Nicole G. Berner is general counsel and Claire Prestel is associate general counsel of the Service Employees International Union. SEIU joined an amicus brief in support of the employees in Epic Systems Corp. v. Lewis.
In recent years it has become increasingly common to hear chatter — even among progressives – that labor unions and worker organizing are obsolete relics of past glories.
Yet anti-worker corporate interests have never lost sight of the fact that workers can wield enormous power when they join together to protect workplace rights. The “Fight for $15 & a Union” campaign, supported by the Service Employees International Union, and the recent wave of teacher activism are only the most recent examples of what workers can accomplish when they act in concert. It is precisely to undermine this power that corporate interests and billionaire-funded extremists rush to pass “right to work” legislation wherever they can and why they have funded an extended battle in the courts to attack unions and divide workers.
The Supreme Court yesterday, in a 5-4 decision, gave another victory to these anti-worker extremists. Under yesterday’s Epic Systems opinion, the Supreme Court majority gave employers the green light to force their employees, as a mandatory condition of employment, to forfeit their decades-old right to join together with co-workers in class or collective actions, or even with just a single co-worker, to pursue claims for stolen wages, sex, race, age, or other discrimination and other workplace claims.
We have seen throughout history that it’s only when workers, particularly low-wage workers, can band together that they are protected from retaliation and are able to meaningfully enforce their rights. The anti-worker extremists know this and the teacher walk-outs in West Virginia and Arizona prove it. Could an individual teacher have succeeded if she or he walked out alone? Certainly not.
No worker should be forced to sign away his or her statutory rights just to have a job. This should not be a controversial position, yet many workers would be shocked to find out what they have been forced to give up when they try to find a lawyer to protect their basic workplace rights.
Certainly the Congress that enacted our federal labor laws — the Norris-LaGuardia Act in 1932 and the National Labor Relations Act in 1935 — would be shocked by today’s result. That Congress knew very well what the Lochner myth of “freedom of contract” really meant: freedom for employers to force employees to work long hours, accept poverty wages and work in dangerously unsafe environments. That’s why Congress enacted Section 2 of the Norris-LaGuardia Act and Section 7 of the National Labor Relations Act, to protect workers’ rights to “engage in … concerted activities” for “mutual aid and protection” and to prohibit “yellow dog contracts,” which are compelled agreements that require workers to forfeit their right, as a condition of employment, to join unions and to engage in other collective action.
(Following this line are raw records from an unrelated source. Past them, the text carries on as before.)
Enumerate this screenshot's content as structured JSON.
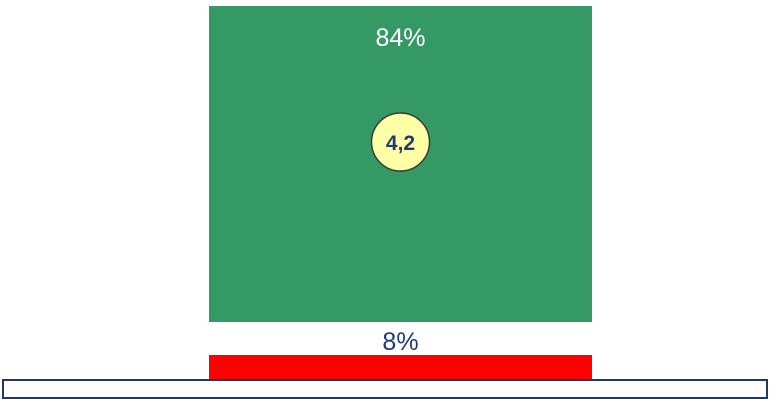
{
  "colors": {
    "positive": "#359966",
    "negative": "#ff0000",
    "background": "#ffffff",
    "label_on_bar": "#ffffff",
    "label_dark": "#1f3a77",
    "badge_fill": "#ffffa6",
    "badge_stroke": "#3a3a3a",
    "panel_border": "#1f3864"
  },
  "chart_data": {
    "type": "bar",
    "orientation": "vertical-stacked",
    "series": [
      {
        "name": "",
        "value": 84,
        "label": "84%",
        "color": "#359966"
      },
      {
        "name": "",
        "value": 8,
        "label": "8%",
        "color": "#ff0000"
      }
    ],
    "unit": "%",
    "score": {
      "value": 4.2,
      "label": "4,2"
    },
    "title": "",
    "xlabel": "",
    "ylabel": ""
  }
}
But yesterday’s opinion by Justice Neil Gorsuch somehow manages to twist the meaning of these statutory provisions, which were aimed at exactly the kind of employer overreach and false claims of “freedom of contract” that we see today, so that they do not protect “concerted activity” for “mutual aid or protection” that involves a class, collective or even joint action — even though group action to improve workplace conditions comes within the labor laws’ plain language and has existed and has been understood to be protected for decades. The ruling is wrong as a matter of law, and requires Congress to heed Justice Ruth Bader Ginsburg’s call in her passionate and powerful dissent to “urgently” take corrective legislative action.
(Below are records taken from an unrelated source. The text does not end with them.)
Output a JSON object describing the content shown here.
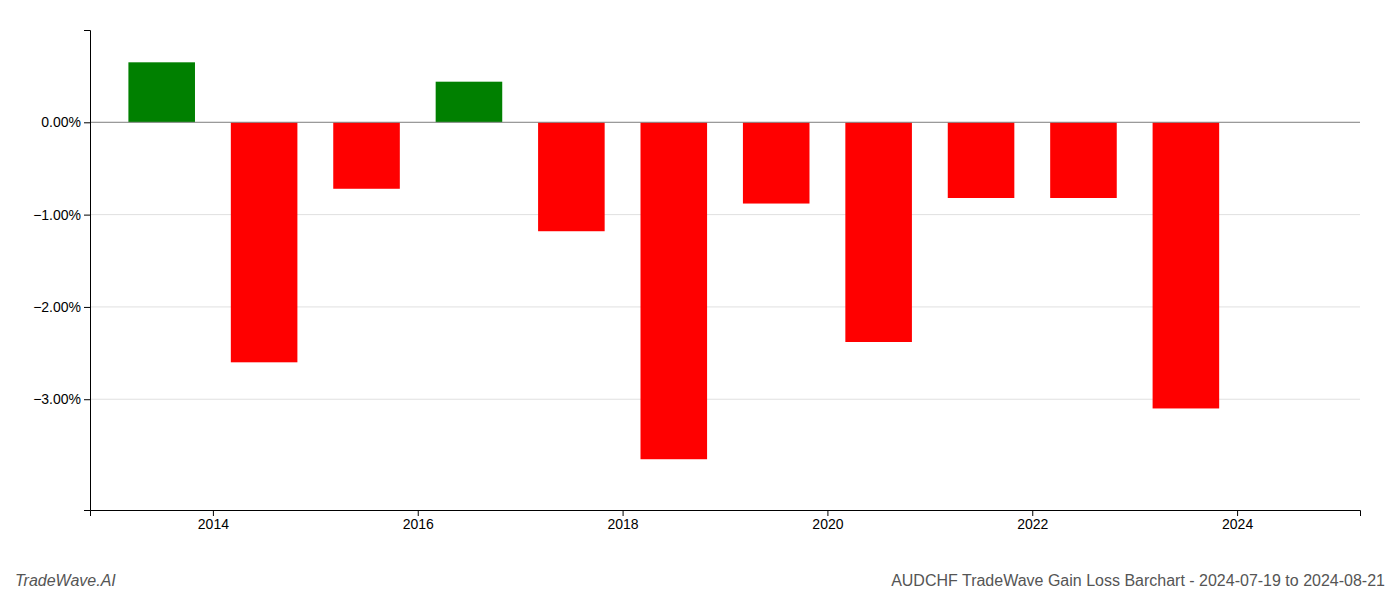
{
  "chart_data": {
    "type": "bar",
    "title": "AUDCHF TradeWave Gain Loss Barchart - 2024-07-19 to 2024-08-21",
    "annotations": [
      "TradeWave.AI"
    ],
    "x": [
      2013.5,
      2014.5,
      2015.5,
      2016.5,
      2017.5,
      2018.5,
      2019.5,
      2020.5,
      2021.5,
      2022.5,
      2023.5
    ],
    "values": [
      0.65,
      -2.6,
      -0.72,
      0.44,
      -1.18,
      -3.65,
      -0.88,
      -2.38,
      -0.82,
      -0.82,
      -3.1
    ],
    "colors": [
      "#008000",
      "#ff0000",
      "#ff0000",
      "#008000",
      "#ff0000",
      "#ff0000",
      "#ff0000",
      "#ff0000",
      "#ff0000",
      "#ff0000",
      "#ff0000"
    ],
    "xlim": [
      2012.8,
      2025.2
    ],
    "xticks": [
      2014,
      2016,
      2018,
      2020,
      2022,
      2024
    ],
    "ylim": [
      -4.2,
      1.0
    ],
    "yticks": [
      {
        "value": 0.0,
        "label": "0.00%"
      },
      {
        "value": -1.0,
        "label": "−1.00%"
      },
      {
        "value": -2.0,
        "label": "−2.00%"
      },
      {
        "value": -3.0,
        "label": "−3.00%"
      }
    ],
    "grid": true
  }
}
The majority’s decision demonstrates once again why unions are so vital to our nation’s workforce and to the overall well-being of our democracy. When working people join unions, they cannot be compelled to individualized arbitration, and they have the strength in numbers and collective voice to fight as one against unlawful employer practices and in support of better pay and benefits. Workers who organize have their co-workers by their sides and with that comes the power to ensure fair and equal treatment in the workplace.
Yesterday’s ruling is another assault on working people. When we forget the lessons of the past, we are doomed to repeat our old mistakes. In the 1920s and during the Great Depression we saw what happened when employers could impose “yellow dog contracts” on their workers and prohibit them from exercising strength through common effort. Simply because a lesson was learned long ago doesn’t make it any less true. Collective worker action is as important now as ever, and permitting employers to strip workers of their right to pursue collective action is as wrong as always. We the people know that America Needs Unions. We must now call upon our elected officials to stand with everyday working Americans to reverse the damage of yesterday’s ruling.